Ce passage replace le débat précisément sur le point qui nous intéresse en disqualifiant le recours au sujet extérieur en art au nom d’une téléologie esthétique se réclamant de la dialectique hégélienne.

On peut juger de l’effet que dut faire le ton péremptoire de ce passage sur Giacometti. C’est là nier la valeur de toute une éducation artistique, le sens de toute l’œuvre de son père, et nier sa hantise propre, ce qu’obscurément peut-être il sent malgré ses difficultés ne pas devoir laisser proscrire. C’est surtout là une liquidation de son double. La symétrie parfaite avec la sentence qui trois années plus tard viendra contresigner son exclusion du groupe n’est-elle pas patente ? Son œuvre sera elle-même jugée en 1935 « esthétiquement frivole et historiquement inutile »403. Il s’agit certes ici de poésie. La réaction de Giacometti montre qu’il ne s’embarrasse pas de telles cloisons théoriques, et la lettre qu’il écrit à Breton le 9 mars 1932 ne laisse pas douter combien certaines attaques ont pu faire mouche :

‘Cher Breton,
J’ai lu ta brochure et je regrette de devoir te dire que je ne l’approuve sur aucun point. Je ne vois pas son but, je ne trouve pas qu’elle soit dialectique, ni dirigée par une idée révolutionnaire. Je désapprouve les motifs qui te font attaquer Peyralbe Moussinac et Fréville (entre autre tu attaques Moussinac en citant un passage de Hegel sur l’architecture dont tu fais un usage me semble-t-il abusif, l’architecture étant (je crois pour Hegel même) l’art qui exprime le mieux une époque.)
La position que tu donnes à la poésie est pour moi conservatrice donc réactionnaire. Je m’étonne que tu trouves la mort de Barlois « ridicule ». Elle me semble très défendable il y a assez de motifs pour cela. Je ne conçois pas la poésie et l’art sans sujet.
J’ai fait pour ma part des dessins pour la lutte, dessins à sujet immédiat* et je pense continuer, je ferais dans ce sens tout ce que je peux qui puisse servir dans la lutte de classes.
(* je n’y vois aucune incompatibilité avec ma sculpture et mes recherches)
Je pense que cela suffit pour situer ma position.
Bien amicalement
Alberto Giacometti404

La détermination que montre cette lettre est frappante, le ton de Giacometti n’y est pas celui du nouveau-venu s’adressant à un chef intimidant, mais l’expression franche et violente par son laconisme d’un désaccord profond405. Les reproches qu’il adresse à Breton montrent à quel point il est proche d’Aragon et du pôle « politique » du mouvement à ce moment-là406, jusque dans leur formulation nettement marquée par la rhétorique communiste. Giacometti prend la défense des journalistes de L’Humanité attaqués par Breton, et notamment de « La Mort de Barlois », cet « essai de littérature prolétarienne » où le pathétique le dispute au didactisme révolutionnaire407. Il prend surtout la défense des arts de l’espace, l’architecture ayant été durement malmenée par Breton dans sa brochure : « un Peyralbe […] concentrant ses moyens indigents de compréhension artistique sur l’architecture […] sans doute parce que celle-ci est incontestablement, comme l’a dit Hegel, ‘l’art le plus pauvre quant à l’expression des idées’ »408. Giacometti se sent tenu de riposter en termes hégéliens, même si l’imprécision de sa référence trahit une intuition personnelle davantage qu’une lecture de Hegel.

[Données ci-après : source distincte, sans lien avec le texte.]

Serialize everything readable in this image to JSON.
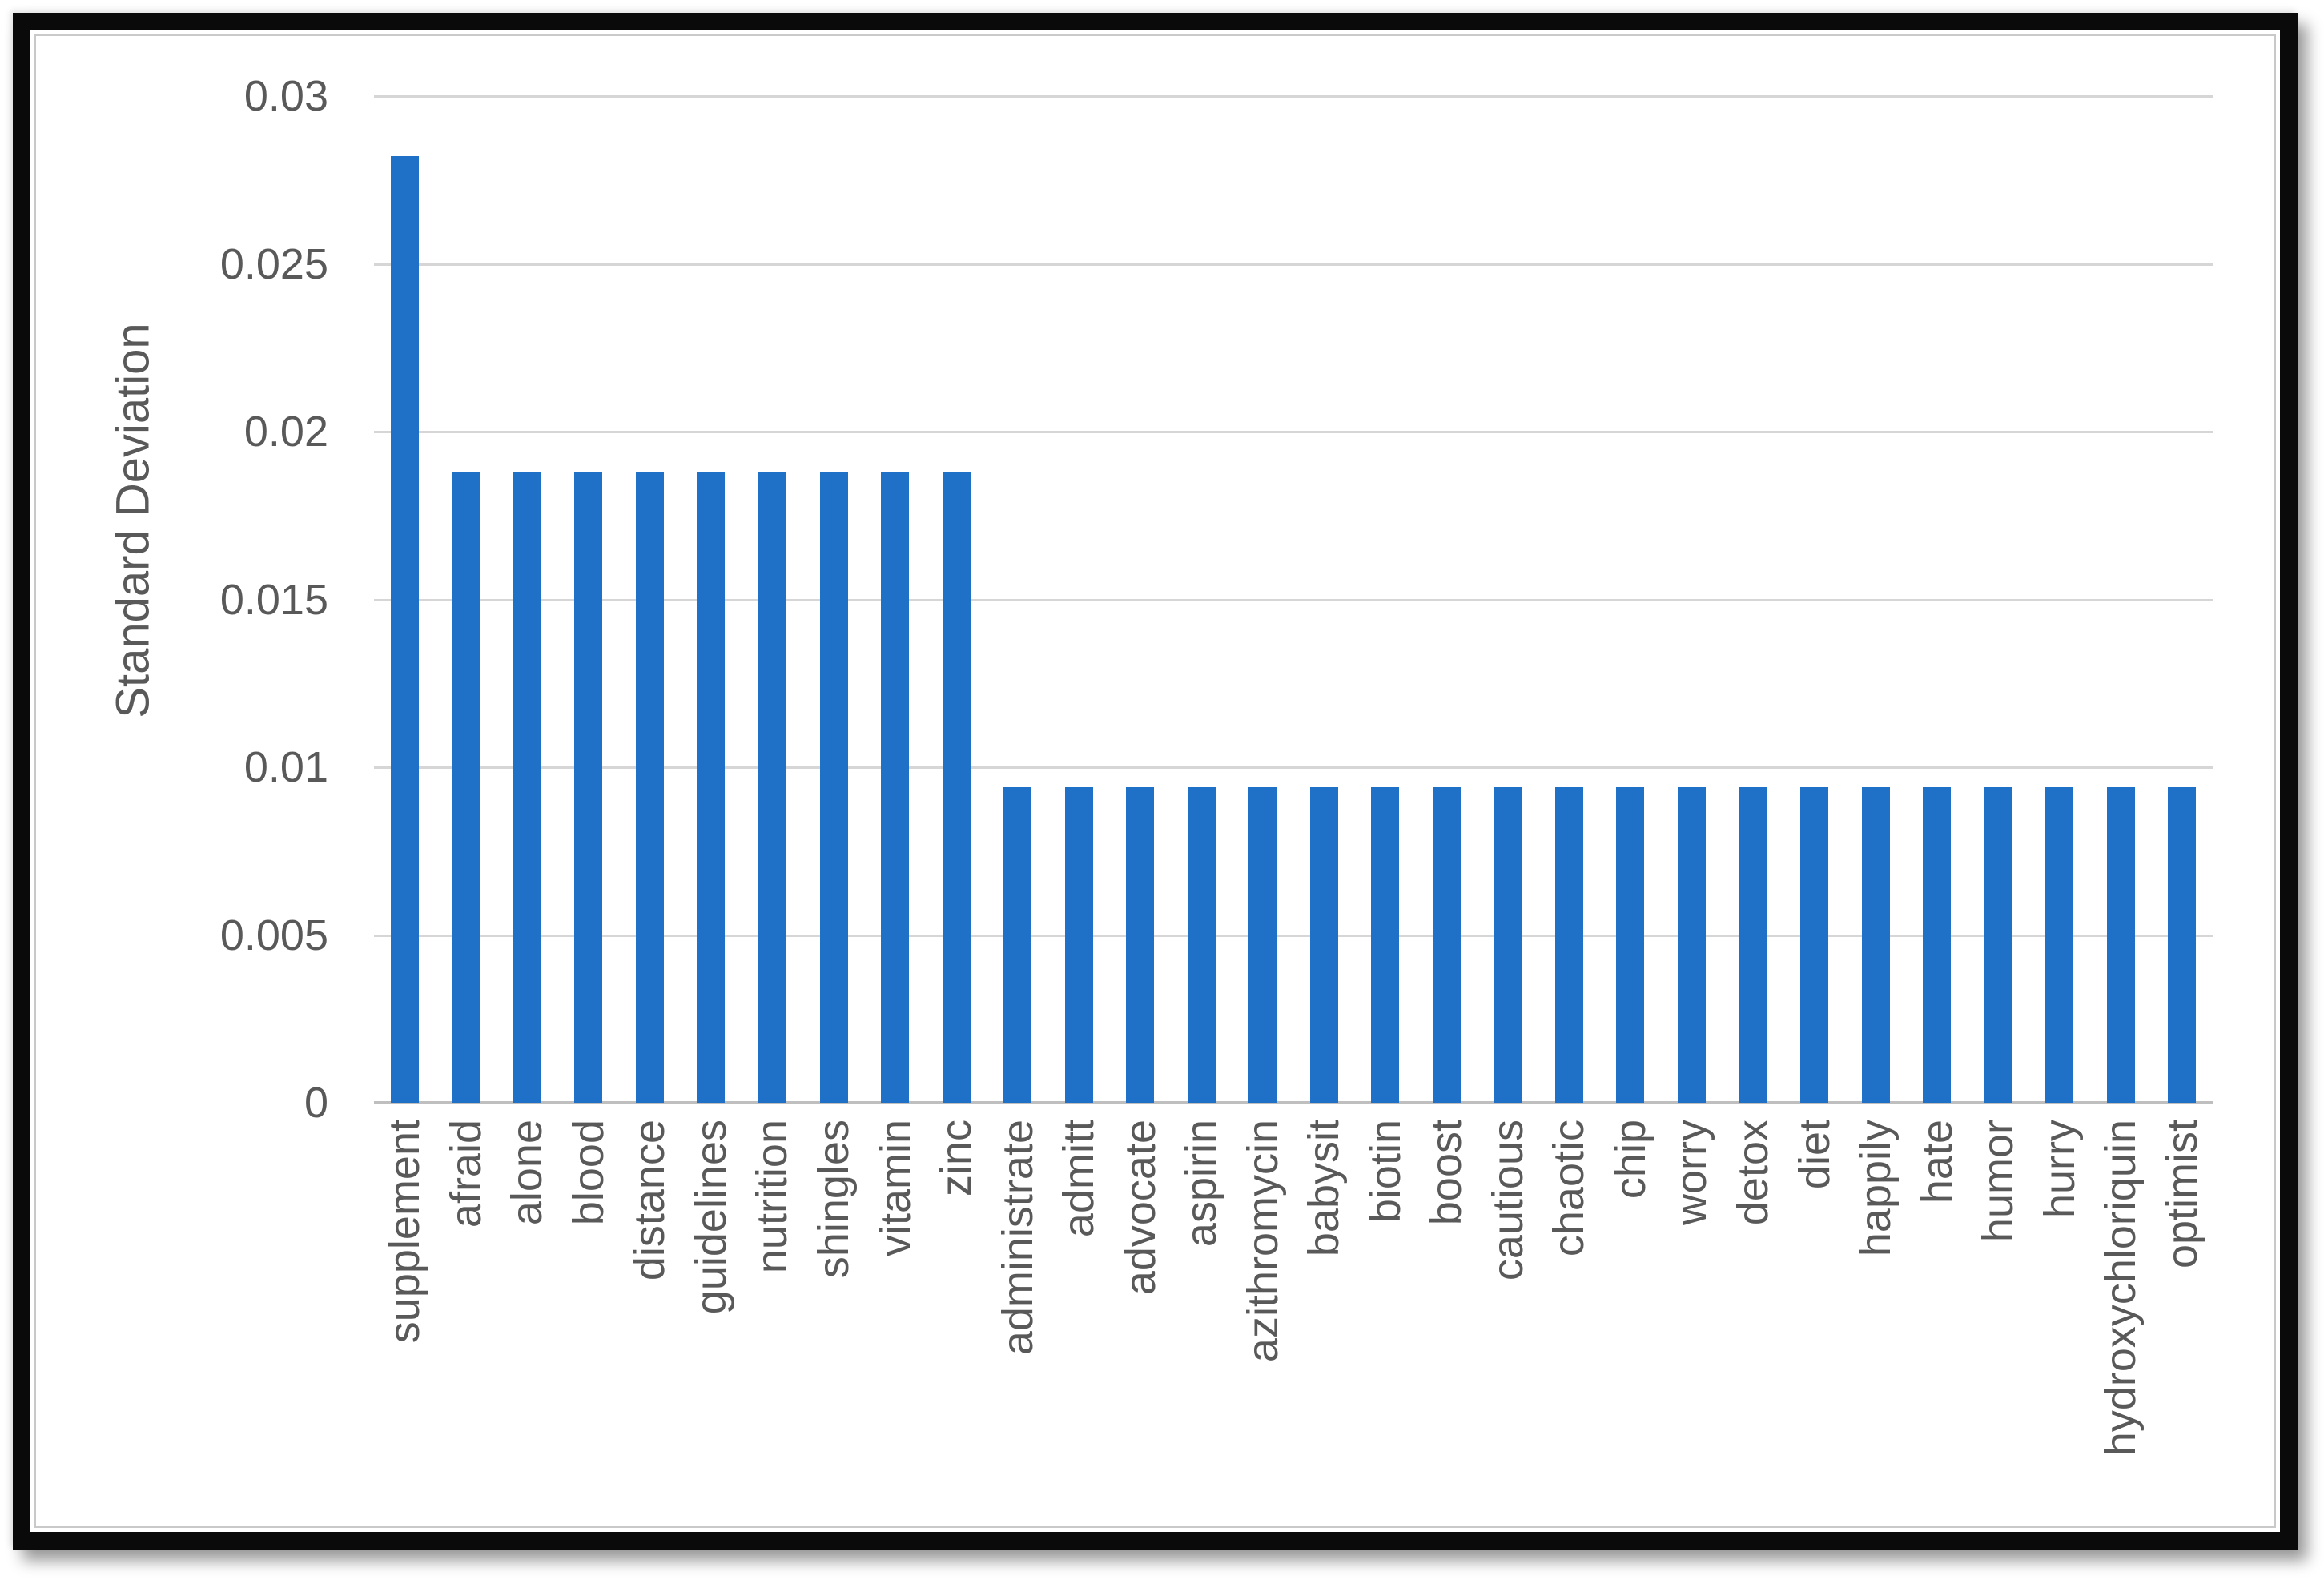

Jusque dans les termes employés – « conservatrice donc réactionnaire » – cette lettre se révèle très proche de la mise au point qu’Aragon ne fera paraître dans L’Humanité que le lendemain de la date où Giacometti écrit. Si nous la comparons aux autres lettres de la même époque que nous avons pu consulter, celle-ci se distingue par son orthographe soignée et la netteté de son expression – Giacometti éprouvera toujours de grandes difficultés à écrire en français, il le répètera souvent dans ses lettres. Elle montre une grande application. Giacometti semble avoir pesé chaque mot, rédigé sûrement plusieurs brouillons, ou même reçu l’aide d’Aragon.

Breton n’a donc pas attendu 1935 pour connaître la passion du sujet qui profondément anime Giacometti. La formulation en est limpide : « Je ne conçois pas la poésie et l’art sans sujet ». Voici l’art et la poésie remis sur le même plan. Giacometti enfonce même le clou de la revendication du sujet : « J’ai fait pour ma part des dessins pour la lutte, dessins à sujet immédiat et je pense continuer, je ferais [sic] dans ce sens tout ce que je peux qui puisse servir dans la lutte de classes ». Le surréalisme a donc failli n’être pour Giacometti qu’un point de passage éphémère entre Documents et le militantisme au sein du parti communiste. La conclusion laisse en effet entendre sur le mode de l’euphémisme que Giacometti soutient Aragon et s’apprête à lui emboîter le pas : « Je pense que cela suffit pour situer ma position ». Le 15 mars, Éluard note dans une lettre à Gala que « Giacometti n’est pas très sûr »409. Il sera beaucoup plus dur dans une autre lettre datée de fin mars 1932 et écrite comme la précédente de Grimaud dans le Var où il se soigne et tente de suivre les événements : « Que Dalí se rassure quant à Buñuel, Unik, Alexandre, Sadoul et Giacometti. Il n’est pas question que qui que ce soit d’entre nous reste en rapports avec eux. Nous ne le tolèrerons pas »410. Giacometti ne signe pas Paillasse, le tract écrit à la demande d’Éluard par les surréalistes présents à Paris pour soutenir Breton. La violence et la détermination d’Éluard montrent à quel point il s’en est fallu de peu à ce moment que les choses n’en restent là quant au surréalisme pour Giacometti. L’outrance de son texte n’échappe pas à son ami René Crevel qui dans une lettre à Marie-Laure de Noailles souligne avec humour son outrance : « Giacometti a écrit une lettre de père Ubu pour dire qu’il trouvait la brochure trop peu pénétrée du principe de la lutte des classes… C’est le côté rigolard de l’histoire. Donc Sadoul, Aragon et Giacometti ont rompu »411.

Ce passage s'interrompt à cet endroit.